I realise too late that everyone is having fun without me in a totally separate part of the venue.
Sorry, Antibarrier, I’m sure you were excellent.
I arrive in time to witness the poetry of Kevin P. Gilday.
He opens with a poem that touches upon having a Hitler-esque moustache drawing laughter from the crowd.
His poetry is delivered with a charming Glasgow inflection, which makes this Perthite go weak at the ears.
My favourite of his is ‘To Live and Die in Dennistoun’, a scathing monologue of living and growing up in Glasgow’s East End.
Scornful observations peppered throughout his three minute tirade, Gilday ends it with a sentiment of 75% of Glasgow, “I’d rather be here than the fucking West End”.
His final poem ‘It’s Not Good Enough’, a sort of stick it to the man, don’t settle for what you’re given prose, a reminder that we’re each responsible for what happens in our own lives; it earns a well deserved raucous cheer from the crowd.
The DDN is up next and quite rightly; he doesn’t like the crowd speaking while his dark soundscape echoes round the now fairly packed Old Hairdressers (he made this clear by shooshing us).
Hold on to your hats, folks!
We’re obviously in for a bloody treat.
“Why can I still hear talking…?”
Oh, and again… he really isn’t happy.
Don’t worry though; it’s going to be a belter.
I glance at his t-shirt, “I don’t have friends”, perhaps this is why he’s pissed off.
So after what I assume are some technical problems, what I have on display at the moment is possibly the wankiest, most pretentious thing I have witnessed.
Like something that Chris Morris has invented, The DDN is now dancing around the stage to a hip-hop beat making random yelps.
Throughout his mishmash of bizarreness (during which the crowd is still talking) it sounds like someone’s switched on their hoover… oh wait, he has.
Over this there is more shouting, however not in time with anything.
As a performance piece, maybe The DDN would work but due to our friend, with no friends, looking like he’s just stepped out of the Glasgow Comic Con, it really doesn’t and he is coming across as arrogant.
Topping the bill, we have some good old Scottish post-rock nourishment.
This is my first time witnessing Le Thug although on the strength of their exciting debut EP Ripping, I’m anticipating wonderful things.

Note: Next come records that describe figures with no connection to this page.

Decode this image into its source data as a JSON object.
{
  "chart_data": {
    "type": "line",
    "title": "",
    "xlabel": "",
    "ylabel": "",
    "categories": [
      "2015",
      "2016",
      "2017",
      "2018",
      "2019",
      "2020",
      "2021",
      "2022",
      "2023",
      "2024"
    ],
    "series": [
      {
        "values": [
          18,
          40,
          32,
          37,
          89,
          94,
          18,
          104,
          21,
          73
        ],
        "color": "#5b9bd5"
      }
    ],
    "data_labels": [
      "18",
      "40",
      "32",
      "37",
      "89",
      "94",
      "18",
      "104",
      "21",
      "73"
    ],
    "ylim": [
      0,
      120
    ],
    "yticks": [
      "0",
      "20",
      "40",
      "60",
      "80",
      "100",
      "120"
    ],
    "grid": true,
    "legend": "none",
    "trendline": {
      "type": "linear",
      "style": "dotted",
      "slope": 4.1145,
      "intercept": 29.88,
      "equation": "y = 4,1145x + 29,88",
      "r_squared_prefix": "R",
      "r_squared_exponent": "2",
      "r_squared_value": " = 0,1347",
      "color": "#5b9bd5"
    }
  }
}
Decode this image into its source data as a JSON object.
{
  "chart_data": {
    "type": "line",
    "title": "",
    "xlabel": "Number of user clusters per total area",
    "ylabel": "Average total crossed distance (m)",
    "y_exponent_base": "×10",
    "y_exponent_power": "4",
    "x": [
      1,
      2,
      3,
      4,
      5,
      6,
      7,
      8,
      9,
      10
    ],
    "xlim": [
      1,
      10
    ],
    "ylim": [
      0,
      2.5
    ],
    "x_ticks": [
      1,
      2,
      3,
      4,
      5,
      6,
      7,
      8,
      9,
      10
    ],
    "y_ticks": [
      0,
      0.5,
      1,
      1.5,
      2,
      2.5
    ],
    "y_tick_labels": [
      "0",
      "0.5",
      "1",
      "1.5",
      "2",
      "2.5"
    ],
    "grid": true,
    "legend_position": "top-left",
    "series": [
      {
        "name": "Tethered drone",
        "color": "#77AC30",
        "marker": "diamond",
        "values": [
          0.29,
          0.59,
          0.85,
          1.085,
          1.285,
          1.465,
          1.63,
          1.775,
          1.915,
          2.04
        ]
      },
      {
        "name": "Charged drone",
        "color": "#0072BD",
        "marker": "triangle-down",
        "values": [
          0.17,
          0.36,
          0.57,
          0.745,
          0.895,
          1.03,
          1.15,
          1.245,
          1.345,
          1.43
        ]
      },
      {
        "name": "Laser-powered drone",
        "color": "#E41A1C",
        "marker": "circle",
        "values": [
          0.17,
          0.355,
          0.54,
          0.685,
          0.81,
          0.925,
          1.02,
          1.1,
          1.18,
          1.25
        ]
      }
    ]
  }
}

The sound they produce is a noisy three-way between My Bloody Valentine, Sigur Ros and Fuck Buttons.
Their rough sounding drone has moments of pleasance and Clio Alexandra MacLellan’s vocals lend the songs a melodic reprieve saving them from becoming white noise.
By no means is Le Thug perfect, some songs linger for a little too long and guitar parts maybe meander off and get lost in some of the turbulence formed in the background.
Having said that they’re doing a good job.
And much like Fuck Buttons supplying London 2012 with an Olympic soundtrack, take heed any Commonwealth committee members out there, I think you’ve got your surprise theme in the making.